Nonetheless, one former NSA senior official says the U.S. public attribution would be stronger if it included more information about the geo-political and strategic context.
“The question of attribution would be made stronger if we intensified our efforts to understand … Russia’s conception of its interests in cyberspace … [and] Russia’s doctrine regarding the use of cybersecurity tools to achieve its interests,” said Samuel Visner, now senior vice president and general manager for cybersecurity at ICF.
“Gaining this understanding is something from which the writers of future [Grizzly Steppe]-like reports would benefit,” he said.
A litmus test?
If Grizzly Steppe is a litmus test of how DHS is doing in information-sharing, it doesn’t look good.

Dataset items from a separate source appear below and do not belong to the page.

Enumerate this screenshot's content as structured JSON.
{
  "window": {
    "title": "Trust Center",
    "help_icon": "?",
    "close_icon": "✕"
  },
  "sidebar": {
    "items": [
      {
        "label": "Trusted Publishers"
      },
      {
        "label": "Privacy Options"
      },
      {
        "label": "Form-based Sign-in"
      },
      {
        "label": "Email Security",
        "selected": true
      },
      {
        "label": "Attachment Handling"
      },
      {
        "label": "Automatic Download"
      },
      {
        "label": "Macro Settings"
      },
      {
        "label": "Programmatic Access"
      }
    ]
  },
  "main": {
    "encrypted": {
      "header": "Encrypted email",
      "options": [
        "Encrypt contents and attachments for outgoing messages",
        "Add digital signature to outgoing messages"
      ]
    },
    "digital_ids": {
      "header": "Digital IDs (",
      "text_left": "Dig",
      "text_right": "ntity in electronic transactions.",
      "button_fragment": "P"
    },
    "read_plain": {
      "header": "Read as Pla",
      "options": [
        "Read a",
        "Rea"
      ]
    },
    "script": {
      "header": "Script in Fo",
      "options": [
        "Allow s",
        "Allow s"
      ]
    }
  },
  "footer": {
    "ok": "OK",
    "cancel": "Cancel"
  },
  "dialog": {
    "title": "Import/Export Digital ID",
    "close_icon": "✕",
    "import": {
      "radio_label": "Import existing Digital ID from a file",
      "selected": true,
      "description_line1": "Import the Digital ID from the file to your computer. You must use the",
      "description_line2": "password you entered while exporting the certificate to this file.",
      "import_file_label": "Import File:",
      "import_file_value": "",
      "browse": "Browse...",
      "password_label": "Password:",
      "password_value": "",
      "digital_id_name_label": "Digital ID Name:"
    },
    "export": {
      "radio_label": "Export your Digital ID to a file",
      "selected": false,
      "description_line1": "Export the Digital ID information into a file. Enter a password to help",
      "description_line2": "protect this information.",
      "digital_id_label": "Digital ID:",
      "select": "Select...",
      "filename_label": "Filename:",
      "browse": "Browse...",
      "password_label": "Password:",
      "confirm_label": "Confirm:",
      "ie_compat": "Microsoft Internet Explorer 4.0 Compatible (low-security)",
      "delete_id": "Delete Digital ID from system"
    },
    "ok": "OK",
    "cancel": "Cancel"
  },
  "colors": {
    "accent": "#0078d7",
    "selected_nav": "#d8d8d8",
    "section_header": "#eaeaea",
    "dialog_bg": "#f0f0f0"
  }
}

The department was already wrestling with widespread skepticism about its credibility as an information-sharing partner, and the report “highlights the anemic and disjointed character of our national cybersecurity threat information sharing efforts,” acknowledged Cohen.
“This ultimately seems like a very rushed report,” blogged Lee.
Cohen denied that was likely. “There was probably a sense of urgency,” he said, “These things are always put together on a deadline.”
DHS’ other defenders, like former DHS official James Norton, acknowledged the “short turnaround, given the impending change of administration.”
The Grizzly Steppe report is “a first step” in the department’s response, said Norton, who served during the George W. Bush administration.
“It was never meant to be the definitive last word on attribution,” added Cohen. “It was laying out, at the unclassified level: ‘This is how they did it, and this is how you can stop them.'”
Chris Bing contributed reporting to this story.